Although the University of Bath does not offer art, drama or music degrees, its Santander scholarships, designed to develop the whole person, recognise the artistic talents of students who may be reading science subjects. Take chemical engineer Claire Guest, an award-winning Beat Poet and former Birmingham Young Poet Laureate. A Santander award has helped to fund equipment and travel opportunities to promote her art to a wider audience – and she performed a moving video monologue for new students explaining what made her choose Bath.

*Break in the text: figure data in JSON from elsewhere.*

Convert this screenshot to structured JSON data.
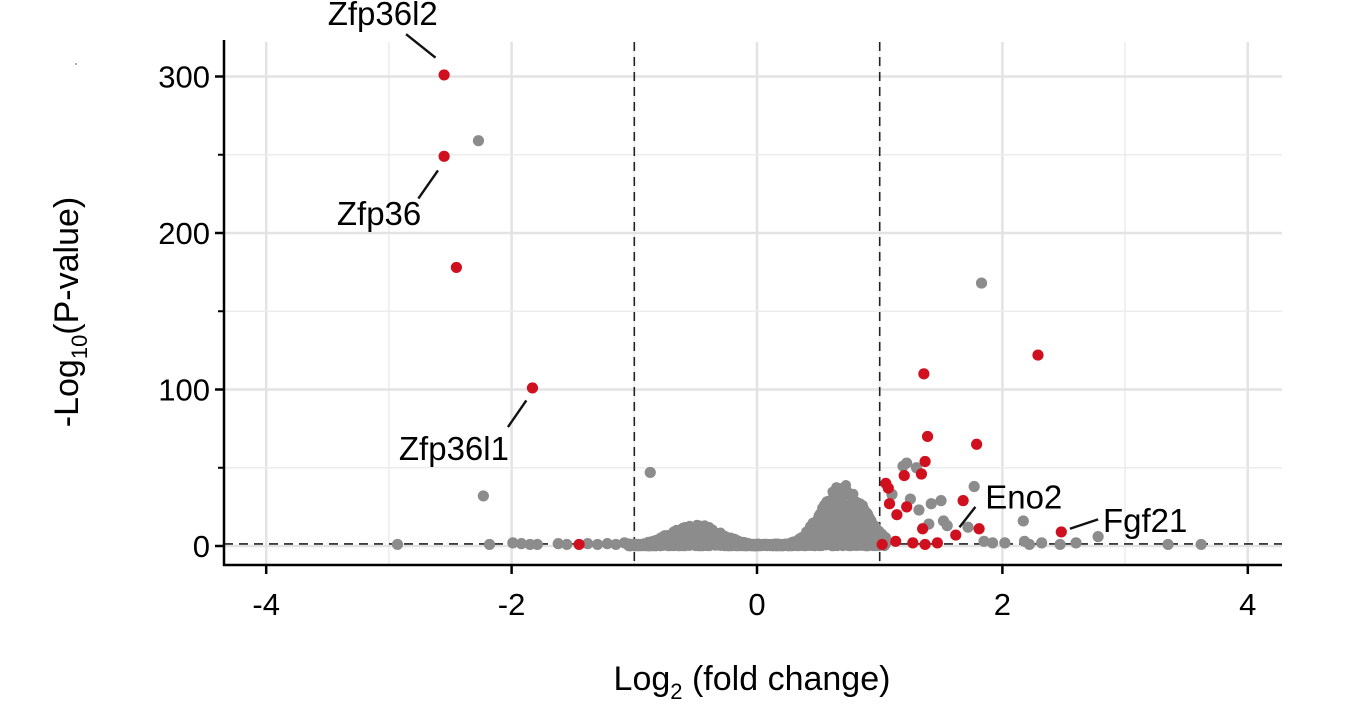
{
  "chart_data": {
    "type": "scatter",
    "title": "",
    "xlabel_main": "Log",
    "xlabel_sub": "2",
    "xlabel_rest": " (fold change)",
    "ylabel_main": "-Log",
    "ylabel_sub": "10",
    "ylabel_rest": "(P-value)",
    "xlim": [
      -4.3,
      4.3
    ],
    "ylim": [
      -12,
      315
    ],
    "x_ticks": [
      -4,
      -2,
      0,
      2,
      4
    ],
    "x_tick_labels": [
      "-4",
      "-2",
      "0",
      "2",
      "4"
    ],
    "y_ticks": [
      0,
      100,
      200,
      300
    ],
    "y_tick_labels": [
      "0",
      "100",
      "200",
      "300"
    ],
    "y_minor_ticks": [
      50,
      150,
      250
    ],
    "x_minor_grid": [
      -3,
      -1,
      1,
      3
    ],
    "grid": true,
    "thresholds": {
      "fold_change": [
        -1,
        1
      ],
      "p_value_line": 1.3
    },
    "colors": {
      "not_significant": "#8c8c8c",
      "significant": "#d0101e"
    },
    "series": [
      {
        "name": "not significant",
        "color": "#8c8c8c",
        "points": [
          [
            -2.27,
            259
          ],
          [
            1.83,
            168
          ],
          [
            -0.87,
            47
          ],
          [
            -2.23,
            32
          ],
          [
            -2.93,
            1
          ],
          [
            -2.18,
            1
          ],
          [
            -1.99,
            2
          ],
          [
            -1.92,
            1.5
          ],
          [
            -1.85,
            1
          ],
          [
            -1.79,
            1
          ],
          [
            -1.62,
            1.5
          ],
          [
            -1.55,
            1
          ],
          [
            -1.38,
            1.5
          ],
          [
            -1.3,
            1
          ],
          [
            -1.22,
            1.5
          ],
          [
            -1.15,
            1
          ],
          [
            -1.08,
            2
          ],
          [
            1.22,
            53
          ],
          [
            1.19,
            51
          ],
          [
            1.3,
            50
          ],
          [
            1.77,
            38
          ],
          [
            1.1,
            33
          ],
          [
            1.25,
            30
          ],
          [
            1.5,
            29
          ],
          [
            1.42,
            27
          ],
          [
            1.32,
            23
          ],
          [
            1.52,
            16
          ],
          [
            1.4,
            14
          ],
          [
            1.55,
            13
          ],
          [
            1.72,
            12
          ],
          [
            1.85,
            3
          ],
          [
            1.92,
            2
          ],
          [
            2.02,
            2
          ],
          [
            2.17,
            16
          ],
          [
            2.18,
            3
          ],
          [
            2.32,
            2
          ],
          [
            2.22,
            1
          ],
          [
            2.47,
            1
          ],
          [
            2.6,
            2
          ],
          [
            2.78,
            6
          ],
          [
            3.35,
            1
          ],
          [
            3.62,
            1
          ]
        ]
      },
      {
        "name": "significant",
        "color": "#d0101e",
        "points": [
          [
            -2.55,
            301
          ],
          [
            -2.55,
            249
          ],
          [
            -2.45,
            178
          ],
          [
            -1.83,
            101
          ],
          [
            -1.45,
            1
          ],
          [
            2.29,
            122
          ],
          [
            1.36,
            110
          ],
          [
            1.39,
            70
          ],
          [
            1.79,
            65
          ],
          [
            1.37,
            54
          ],
          [
            1.34,
            46
          ],
          [
            1.2,
            45
          ],
          [
            1.05,
            40
          ],
          [
            1.07,
            37
          ],
          [
            1.68,
            29
          ],
          [
            1.08,
            27
          ],
          [
            1.22,
            25
          ],
          [
            1.14,
            20
          ],
          [
            1.81,
            11
          ],
          [
            1.35,
            11
          ],
          [
            1.62,
            7
          ],
          [
            2.48,
            9
          ],
          [
            1.02,
            1
          ],
          [
            1.13,
            3
          ],
          [
            1.27,
            2
          ],
          [
            1.37,
            1
          ],
          [
            1.47,
            2
          ]
        ]
      }
    ],
    "cloud": {
      "color": "#8c8c8c",
      "x_range": [
        -1.05,
        1.05
      ],
      "peak_left": {
        "x": -0.5,
        "y": 14,
        "width": 0.3
      },
      "peak_right": {
        "x": 0.7,
        "y": 40,
        "width": 0.25
      }
    },
    "annotations": [
      {
        "text": "Zfp36l2",
        "point": [
          -2.55,
          301
        ],
        "label": [
          -3.05,
          340
        ],
        "anchor": "middle",
        "line_from": [
          -2.62,
          312
        ],
        "line_to": [
          -2.86,
          327
        ]
      },
      {
        "text": "Zfp36",
        "point": [
          -2.55,
          249
        ],
        "label": [
          -3.08,
          212
        ],
        "anchor": "middle",
        "line_from": [
          -2.6,
          240
        ],
        "line_to": [
          -2.76,
          222
        ]
      },
      {
        "text": "Zfp36l1",
        "point": [
          -1.83,
          101
        ],
        "label": [
          -2.47,
          62
        ],
        "anchor": "middle",
        "line_from": [
          -1.88,
          93
        ],
        "line_to": [
          -2.03,
          76
        ]
      },
      {
        "text": "Eno2",
        "point": [
          1.62,
          7
        ],
        "label": [
          1.86,
          31
        ],
        "anchor": "start",
        "line_from": [
          1.65,
          12
        ],
        "line_to": [
          1.78,
          25
        ]
      },
      {
        "text": "Fgf21",
        "point": [
          2.48,
          9
        ],
        "label": [
          2.82,
          16
        ],
        "anchor": "start",
        "line_from": [
          2.55,
          11
        ],
        "line_to": [
          2.78,
          17
        ]
      }
    ]
  }
}
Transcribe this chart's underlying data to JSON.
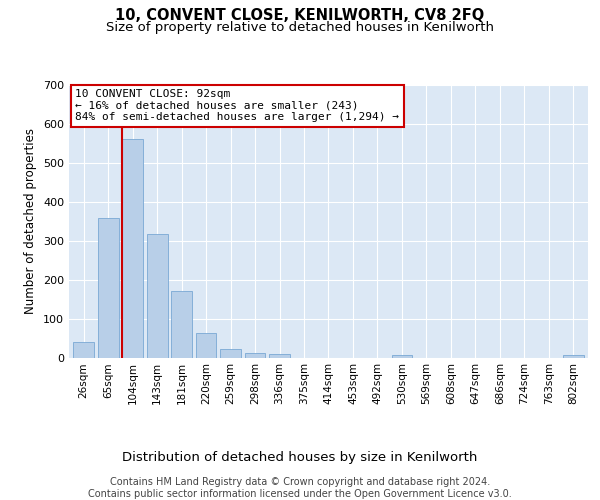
{
  "title": "10, CONVENT CLOSE, KENILWORTH, CV8 2FQ",
  "subtitle": "Size of property relative to detached houses in Kenilworth",
  "xlabel": "Distribution of detached houses by size in Kenilworth",
  "ylabel": "Number of detached properties",
  "categories": [
    "26sqm",
    "65sqm",
    "104sqm",
    "143sqm",
    "181sqm",
    "220sqm",
    "259sqm",
    "298sqm",
    "336sqm",
    "375sqm",
    "414sqm",
    "453sqm",
    "492sqm",
    "530sqm",
    "569sqm",
    "608sqm",
    "647sqm",
    "686sqm",
    "724sqm",
    "763sqm",
    "802sqm"
  ],
  "values": [
    40,
    358,
    560,
    318,
    170,
    62,
    23,
    12,
    8,
    0,
    0,
    0,
    0,
    7,
    0,
    0,
    0,
    0,
    0,
    0,
    7
  ],
  "bar_color": "#b8cfe8",
  "bar_edgecolor": "#7aa8d4",
  "vline_color": "#cc0000",
  "vline_pos": 1.57,
  "annotation_text": "10 CONVENT CLOSE: 92sqm\n← 16% of detached houses are smaller (243)\n84% of semi-detached houses are larger (1,294) →",
  "annotation_box_edgecolor": "#cc0000",
  "ylim_max": 700,
  "yticks": [
    0,
    100,
    200,
    300,
    400,
    500,
    600,
    700
  ],
  "bg_color": "#dce8f5",
  "footer_line1": "Contains HM Land Registry data © Crown copyright and database right 2024.",
  "footer_line2": "Contains public sector information licensed under the Open Government Licence v3.0."
}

City University, famous for its media and technical courses awards bursaries of up to £3,500 to students who have been in care or undertaken caring duties. Its Lord Mayor of London scholarships for academic excellence, demonstrated by three A grades at A-level, are worth £2,000 with a further sum if one of these was in Computer Science or Mathematics. Recognising that journalism is currently dominated by the white middle-classes, it provides very generous bursaries enabling under-represented groups to enrol on its renowned postgraduate media courses.
Inclusive Offers
With increasing emphasis on widening participation the biggest bursaries and grants for books, travel and accommodation at universities across Britain are concentrated on those from poor and deprived backgrounds. To hit the big-time, it pays to be a poor student going to an elite institution like Oxbridge, Bristol or Durham: fewer poor students go to these richer top-class institutions than to newer universities so the lucky few admitted receive a larger share of the available money. Cambridge University, for example, offers a bursary of up to £3,500 a year plus other benefits for those on household incomes below £42,620. Youngsters from areas of low participation in higher education are eligible for Bristol University alumni scholarships worth £2,000.
Oxford’s Moritz-Heyman Scholarship Programme, launched in 2012, now targets around 225 students each year with household incomes of £16,000 or less. Scholars receive almost £7,000 a year towards living costs and fees reduction. Equally important in boosting confidence and future achievement, the programme also funds opportunities to participate in volunteering activities and high level internships.
For some, a part-time Open University course mostly studied at home can prove outstanding value. Helen Whiteley, 63, from Shropshire recently completed a treasured OU degree in Business Studies and Philosophy after eight years of studying and, because of her straitened financial circumstances, her studies, worth over £15,000, cost just £500.
‘OU support empowered me to get control when my finances were out of my control,’ she explained. ‘It wasn’t a doddle. It took a lot of effort but gave me a fair chance to prove myself. That’s what kept me going in very tough times. I was made redundant in March but I’ve now secured a part-time job that pays more than I’d have made before my degree working full-time. I’d say to anyone keen to study but suffering financial problems, go for it. The OU and other universities offer really generous bursaries – and that support has transformed my life.’